К ресторану действительно было очень трудно применить слово «обычный». Он был величествен, как кафедральный собор, да и расписан не хуже, но, конечно, не библейскими сценами. Огромные окна пропускали внутрь море света. Такое же количество света, должно быть, давали и огромные люстры под потолком, не уступающие по размерам иным церковным паникадилам. Статуи, фрески, резные украшения, канделябры и золото, золото и снова золото – всё это настолько потрясало, что Хол снова испытал шок, на сей раз культурный. После давки в метро ему теперь предлагалось отобедать в музее!
– Доброе утро! У нас здесь назначена встреча с бароном Эссенбахом, – обратился дядя Нэт по-французски к женщине за стойкой.
Та сразу взяла два меню и пригласила их пройти за ней в главный зал. Там стояли диваны и столики по три в ряд, справа и слева от центрального прохода. Барон сидел за одним из самых дальних в полном одиночестве, два соседних столика оставались незанятыми. Дядя ещё издали опознал барона по его роскошным рыжим усам и приветственно поднял руку.
Барон грузно поднялся.
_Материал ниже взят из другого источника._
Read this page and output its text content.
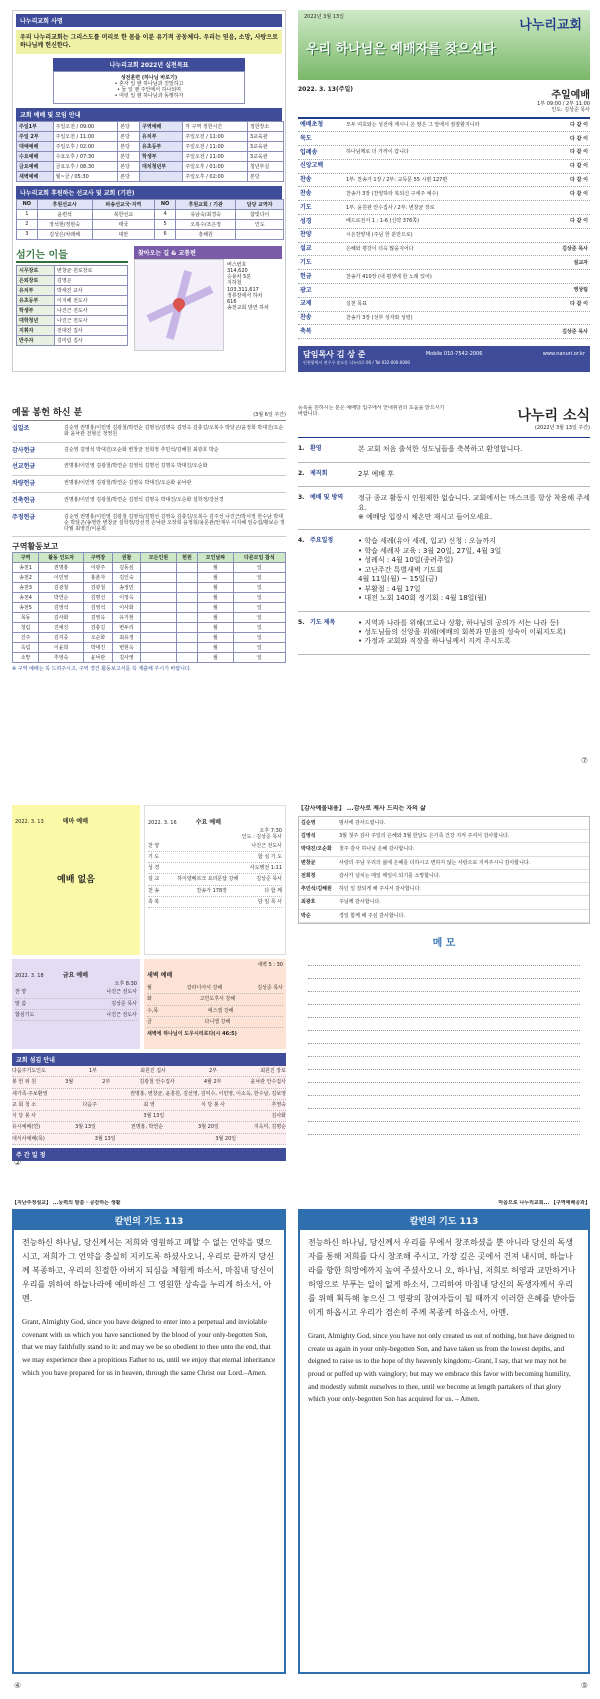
나누리교회 사명
우리 나누리교회는 그리스도를 머리로 한 몸을 이룬 유기적 공동체다. 우리는 믿음, 소망, 사랑으로 하나님께 헌신한다.
나누리교회 2022년 실천목표
성전훈련 (하나님 바로기)
• 혼자 일 땐 하나님과 친밀하고
• 둘 일 땐 주안에서 하나되며
• 여럿 일 땐 하나님과 동행하자
교회 예배 및 모임 안내
주일1부	주일오전 / 09:00	본당	구역예배	각 구역 정한시간	정한장소
주일 2부	주일오전 / 11:00	본당	유치부	주일오전 / 11:00	3교육관
대예예배	주일오후 / 02:00	본당	유초등부	주일오전 / 11:00	3교육관
수요예배	수요오후 / 07:30	본당	학생부	주일오전 / 11:00	3교육관
금요예배	금요오후 / 08:30	본당	대치청년부	주일오후 / 01:00	청년부실
새벽예배	월~금 / 05:30	본당		주일오후 / 02:00	본당
나누리교회 후원하는 선교사 및 교회 (기관)
NO	후원선교사	파송선교국·지역	NO	후원교회 / 기관	담당 교역자
1	윤련석	북한선교	4	유남숙/최경숙	참빛다이
2	장석현/정현숙	태국	5	오복수/조은정	인도
3	김성은/차래해	대만	6	흥해원	
섬기는 이들
시무장로	변창균 원로장로
은퇴장로	김영곤
유치부	박세진 교사
유초등부	이지혜 전도사
학생부	나진근 전도사
대학청년	나진근 전도사
지휘자	전대진 집사
반주자	김미림 집사
찾아오는 길 & 교통편
버스번호
314,620
승용차 5분
지하철
103,311,617
정류장에서 하차
616
송천교회 방면 하차
2022년 3월 13일
나누리교회
우리 하나님은 예배자를 찾으신다
2022. 3. 13(주일)
주일예배
1부 09:00 / 2부 11:00
인도: 김상준 목사
예배초청	모두 여호와는 성전에 계시니 온 땅은 그 앞에서 잠잠할지니라	다 같 이
묵도	다 같 이
입례송	하나님께로 더 가까이 갑니다	다 같 이
신앙고백	다 같 이
찬송	1부: 찬송가 1장 / 2부: 교독문 55 시편 127편	다 같 이
찬송	찬송가 3장 (찬양하라 복되신 구세주 예수)	다 같 이
기도	1부: 윤원관 안수집사 / 2부: 변창균 장로
성경	베드로전서 1 : 1-6 (신약 376쪽)	다 같 이
찬양	시온찬양대 (주님 한 분만으로)
설교	은혜와 평강이 더욱 많을지어다	김상준 목사
기도	설교자
헌금	찬송가 410장 (내 평생에 한 노래 있어)
광고	영상팀
교제	실천 목표	다 같 이
찬송	찬송가 3장 (성부 성자와 성령)
축복	김상준 목사
담임목사 김 상 준	Mobile 010-7542-2006	www.nanuri.or.kr
인천광역시 연수구 송도동 나누리로 00 / Tel 032-000-0000
예물 봉헌 하신 분	(3월 6일 주간)
십일조	김순영 권명홍/이민영 김광철/박연순 김명선/김명옥 김영옥 김충길/오복수 박달곤/윤정희 박대진/오순화 윤낙관 전형신 정영원
감사헌금	김순영 김영석 박대진/오순화 변창균 전희정 추민석/김혜원 최광호 박순
선교헌금	권명홍/이민영 김광철/박연순 김영석 김명선 김명옥 박대진/오순화
차량헌금	권명홍/이민영 김광철/박연순 김영옥 박대진/오순화 윤낙관
건축헌금	권명홍/이민영 김광철/박연순 김영석 김명옥 박대진/오순화 설학정/강선경
주정헌금	김순영 권명홍/이민영 김광철 김영석/김명선 김영옥 김충길/오복수 김주성 나진근/박서정 한수남 박대순 박달곤/송영란 변창균 설학정/강선경 손낙관 오장희 윤정희/용문관/안재우 이지혜 임승섭/황보순 정다월 최영진/이윤희
구역활동보고
구역	활동 인도자	구역장	권찰	모든인원	현원	모인날짜	다른모임 참석
송천1	권명홍	이광주	김동심			월	일
송천2	이민영	홍춘자	김인숙			월	일
송천3	김광철	김광철	송정민			월	일
송천4	박연순	김명선	이정옥			월	일
송천5	김영석	김영석	이사화			월	일
목동	김사화	김영옥	유기현			월	일
청림	진예진	김충길	변두리			월	일
진주	김지중	오순화	최유정			월	일
옥림	이윤희	박대진	변현옥			월	일
소망	추영숙	윤낙관	김사영			월	일
※ 구역 예배는 꼭 드려주시고, 구역 경건 활동보고서를 꼭 제출해 주시기 바랍니다.
등록을 원하시는 분은 예배당 입구에서 안내위원의 도움을 받으시기 바랍니다.	나누리 소식
(2022년 3월 13일 주간)
1. 환영	본 교회 처음 출석한 성도님들을 축복하고 환영합니다.
2. 제직회	2부 예배 후
3. 예배 및 방역	정규 종교 활동시 인원제한 없습니다. 교회에서는 마스크를 항상 착용해 주세요.
※ 예배당 입장시 체온만 재시고 들어오세요.
4. 주요일정	• 학습 세례(유아 세례, 입교) 신청 : 오늘까지
• 학습 세례자 교육 : 3월 20일, 27일, 4월 3일
• 성례식 : 4월 10일(종려주일)
• 고난주간 특별새벽 기도회
4월 11일(월) ~ 15일(금)
• 부활절 : 4월 17일
• 대전 노회 140회 정기회 : 4월 18일(월)
5. 기도 제목	• 지역과 나라를 위해(코로나 상황, 하나님의 공의가 서는 나라 등)
• 성도님들의 신앙을 위해(예배의 회복과 믿음의 성숙이 이뤄지도록)
• 가정과 교회와 직장을 하나님께서 지켜 주시도록
⑦
2022. 3. 13	테마 예배
예배 없음
2022. 3. 16	수요 예배
오후 7:30
인도 : 김상준 목사
찬 양	나진근 전도사
기 도	합 심 기 도
성 경	사도행전 1:11
설 교	하이델베르크 요리문답 강해	김상준 목사
찬 송	찬송가 178장	다 함 께
축 복	담 임 목 사
2022. 3. 18	금요 예배
오후 8:30
찬 양	나진근 전도사
말 씀	김상준 목사
합심기도	나진근 전도사
새벽 예배
새벽 5 : 30
월	갈라디아서 강해	김상준 목사
화	고린도후서 강해
수,목	에스겔 강해
금	다니엘 강해
새벽에 하나님이 도우시리로다(시 46:5)
교회 섬김 안내
다음주기도인도	1부	최원진 집사	2부	최원진 장로
봉 헌 위 원	3월	2부	김광철 안수집사	4월 2부	윤낙관 안수집사
새가족·주보환영	권명홍, 변창균, 윤흥원, 김선영, 김익수, 이민영, 이소옥, 한수남, 김보영
교 회 청 소	다음주	최 영	식 당 봉 사	추영숙
식 당 봉 사	3월 13일	김사화
유시예배(연)	3월 13일	권명홍, 박연순	3월 20일	지옥미, 김명순
대식사예배(목)	3월 13일	3월 20일
주 간 일 정
②
【감사예물내용】 ...감사로 제사 드리는 자의 삶
김순영	범사에 감사드립니다.
김영석	3월 첫주 감사 주일의 은혜와 3월 한달도 은가족 건강 지켜 주셔서 감사합니다.
박대진/오순화	첫주 감사 하나님 은혜 감사합니다.
변창균	사랑의 주님 우리의 삶에 은혜를 더하시고 변하지 않는 사랑으로 지켜주시니 감사합니다.
전희정	감사가 넘치는 매일 매일이 되기를 소망합니다.
추민석/김혜원	하던 일 잘되게 해 주셔서 감사합니다.
최광호	주님께 감사합니다.
박순	경일 함께 해 주심 감사합니다.
메 모
【지난주정설교】 ...능력의 말씀 · 공감하는 생활
칼빈의 기도 113
전능하신 하나님, 당신께서는 저희와 영원하고 폐할 수 없는 언약을 맺으시고, 저희가 그 언약을 충실히 지키도록 하셨사오니, 우리로 끝까지 당신께 복종하고, 우리의 친절한 아버지 되심을 체험케 하소서, 마침내 당신이 우리를 위하여 하늘나라에 예비하신 그 영원한 상속을 누리게 하소서, 아멘.
Grant, Almighty God, since you have deigned to enter into a perpetual and inviolable covenant with us which you have sanctioned by the blood of your only-begotten Son, that we may faithfully stand to it: and may we be so obedient to thee unto the end, that we may experience thee a propitious Father to us, until we enjoy that eternal inheritance which you have prepared for us in heaven, through the same Christ our Lord.–Amen.
④
마음으로 나누리교회... 【구역예배공과】
칼빈의 기도 113
전능하신 하나님, 당신께서 우리를 무에서 창조하셨을 뿐 아니라 당신의 독생자를 통해 저희를 다시 창조해 주시고, 가장 깊은 곳에서 건져 내시며, 하늘나라를 향한 희망에까지 높여 주셨사오니 오, 하나님, 저희로 허영과 교만하거나 허영으로 부푸는 일이 없게 하소서, 그리하여 마침내 당신의 독생자께서 우리를 위해 획득해 놓으신 그 영광의 참여자들이 될 때까지 이러한 은혜를 받아들이게 하옵시고 우리가 겸손히 주께 복종케 하옵소서, 아멘.
Grant, Almighty God, since you have not only created us out of nothing, but have deigned to create us again in your only-begotten Son, and have taken us from the lowest depths, and deigned to raise us to the hope of thy heavenly kingdom;–Grant, I say, that we may not be proud or puffed up with vainglory; but may we embrace this favor with becoming humility, and modestly submit ourselves to thee, until we become at length partakers of that glory which your only-begotten Son has acquired for us. – Amen.
⑤
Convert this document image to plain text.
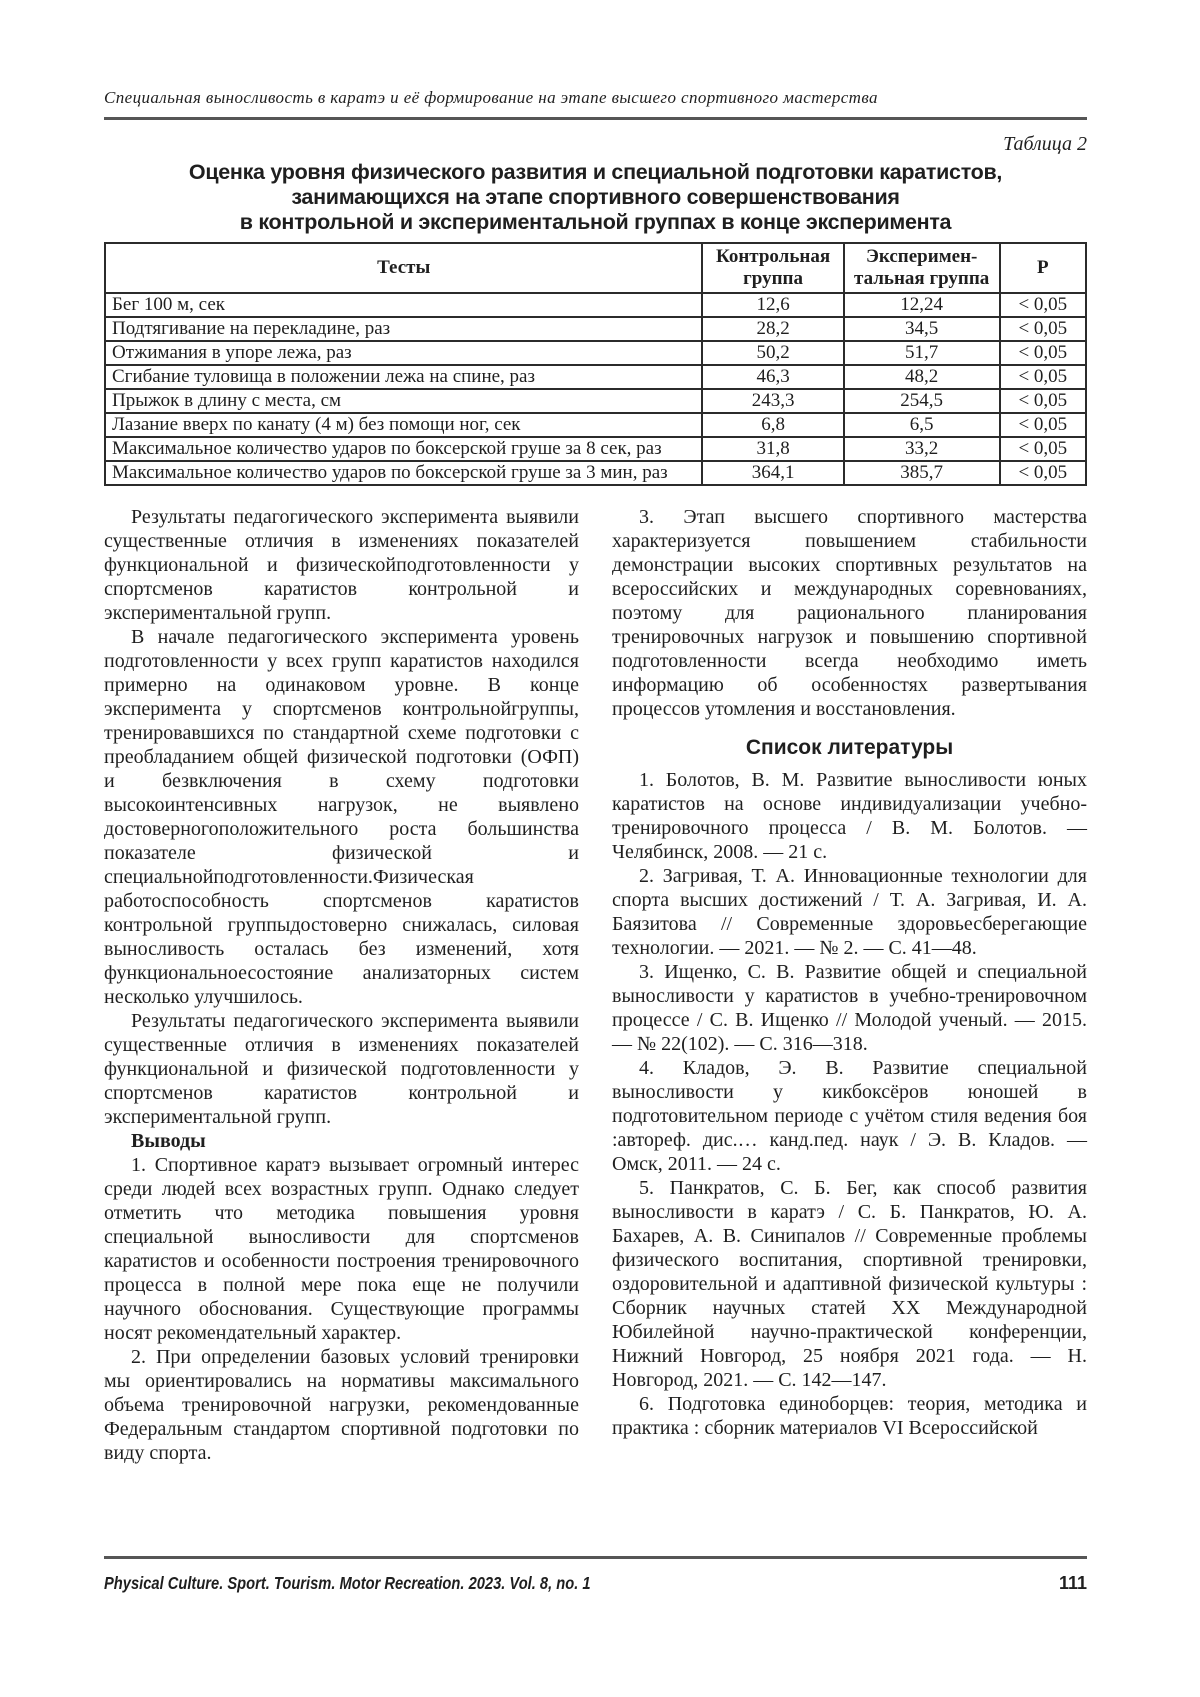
Специальная выносливость в каратэ и её формирование на этапе высшего спортивного мастерства
Таблица 2
Оценка уровня физического развития и специальной подготовки каратистов,
занимающихся на этапе спортивного совершенствования
в контрольной и экспериментальной группах в конце эксперимента
Тесты	Контрольная группа	Эксперимен-тальная группа	Р
Бег 100 м, сек	12,6	12,24	< 0,05
Подтягивание на перекладине, раз	28,2	34,5	< 0,05
Отжимания в упоре лежа, раз	50,2	51,7	< 0,05
Сгибание туловища в положении лежа на спине, раз	46,3	48,2	< 0,05
Прыжок в длину с места, см	243,3	254,5	< 0,05
Лазание вверх по канату (4 м) без помощи ног, сек	6,8	6,5	< 0,05
Максимальное количество ударов по боксерской груше за 8 сек, раз	31,8	33,2	< 0,05
Максимальное количество ударов по боксерской груше за 3 мин, раз	364,1	385,7	< 0,05

Результаты педагогического эксперимента выявили существенные отличия в изменениях показателей функциональной и физическойподготовленности у спортсменов каратистов контрольной и экспериментальной групп.

В начале педагогического эксперимента уровень подготовленности у всех групп каратистов находился примерно на одинаковом уровне. В конце эксперимента у спортсменов контрольнойгруппы, тренировавшихся по стандартной схеме подготовки с преобладанием общей физической подготовки (ОФП) и безвключения в схему подготовки высокоинтенсивных нагрузок, не выявлено достоверногоположительного роста большинства показателе физической и специальнойподготовленности.Физическая работоспособность спортсменов каратистов контрольной группыдостоверно снижалась, силовая выносливость осталась без изменений, хотя функциональноесостояние анализаторных систем несколько улучшилось.

Результаты педагогического эксперимента выявили существенные отличия в изменениях показателей функциональной и физической подготовленности у спортсменов каратистов контрольной и экспериментальной групп.

Выводы

1. Спортивное каратэ вызывает огромный интерес среди людей всех возрастных групп. Однако следует отметить что методика повышения уровня специальной выносливости для спортсменов каратистов и особенности построения тренировочного процесса в полной мере пока еще не получили научного обоснования. Существующие программы носят рекомендательный характер.

2. При определении базовых условий тренировки мы ориентировались на нормативы максимального объема тренировочной нагрузки, рекомендованные Федеральным стандартом спортивной подготовки по виду спорта.

3. Этап высшего спортивного мастерства характеризуется повышением стабильности демонстрации высоких спортивных результатов на всероссийских и международных соревнованиях, поэтому для рационального планирования тренировочных нагрузок и повышению спортивной подготовленности всегда необходимо иметь информацию об особенностях развертывания процессов утомления и восстановления.

Список литературы

1. Болотов, В. М. Развитие выносливости юных каратистов на основе индивидуализации учебно-тренировочного процесса / В. М. Болотов. — Челябинск, 2008. — 21 с.

2. Загривая, Т. А. Инновационные технологии для спорта высших достижений / Т. А. Загривая, И. А. Баязитова // Современные здоровьесберегающие технологии. — 2021. — № 2. — С. 41—48.

3. Ищенко, С. В. Развитие общей и специальной выносливости у каратистов в учебно-тренировочном процессе / С. В. Ищенко // Молодой ученый. — 2015. — № 22(102). — С. 316—318.

4. Кладов, Э. В. Развитие специальной выносливости у кикбоксёров юношей в подготовительном периоде с учётом стиля ведения боя :автореф. дис.… канд.пед. наук / Э. В. Кладов. — Омск, 2011. — 24 с.

5. Панкратов, С. Б. Бег, как способ развития выносливости в каратэ / С. Б. Панкратов, Ю. А. Бахарев, А. В. Синипалов // Современные проблемы физического воспитания, спортивной тренировки, оздоровительной и адаптивной физической культуры : Сборник научных статей XX Международной Юбилейной научно-практической конференции, Нижний Новгород, 25 ноября 2021 года. — Н. Новгород, 2021. — С. 142—147.

6. Подготовка единоборцев: теория, методика и практика : сборник материалов VI Всероссийской

Physical Culture. Sport. Tourism. Motor Recreation. 2023. Vol. 8, no. 1	111
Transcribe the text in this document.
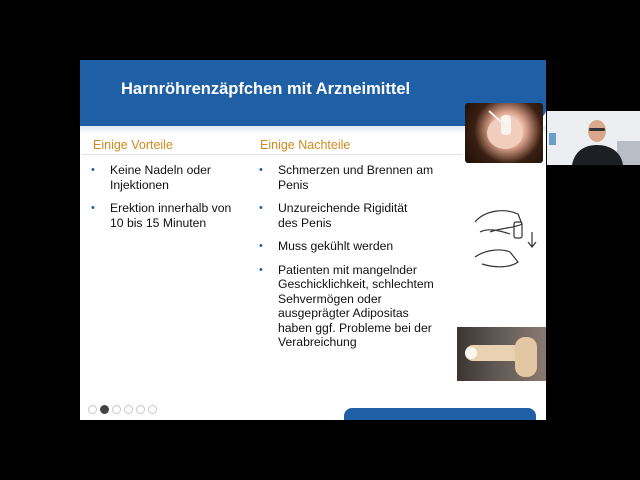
Harnröhrenzäpfchen mit Arzneimittel
Einige Vorteile	Einige Nachteile
• Keine Nadeln oder
Injektionen
• Erektion innerhalb von
10 bis 15 Minuten
• Schmerzen und Brennen am
Penis
• Unzureichende Rigidität
des Penis
• Muss gekühlt werden
• Patienten mit mangelnder
Geschicklichkeit, schlechtem
Sehvermögen oder
ausgeprägter Adipositas
haben ggf. Probleme bei der
Verabreichung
Одет он был строго, но дорого, в синий сюртук с голубой искрой, и вообще производил впечатление человека, который знает цену богатству, хотя и понимает, что деньги не главное в жизни. Об этом, например, говорили тяжёлые мешки под глазами и глубокие морщины на лбу.
– Натаниэль, здравствуй! Харрисон, привет! – проговорил он, пожимая каждому руку. – Как я рад, что вы приехали! Присаживайтесь.
– Мы тоже рады тебя снова видеть, – сказал дядя Нэт и постоял, давая возможность Холу сесть на своё место, дальнее от прохода.
– Ну тогда не будем терять времени и закажем что-нибудь поесть, – сказал барон, бросив взгляд на официанта, который уже стоял рядом навытяжку.
Хол посмотрел в своё меню, но, увы, не понимал по-французски. К счастью, он всё-таки заметил несколько знакомых английских слов. Одно было steak, что и означало, без сомнения, стейк, а pomme frites уже легко перевёл как жареный картофель. Когда пришла его очередь, он именно в эту строчку steak tartare et pomme frites и ткнул своим пальцем.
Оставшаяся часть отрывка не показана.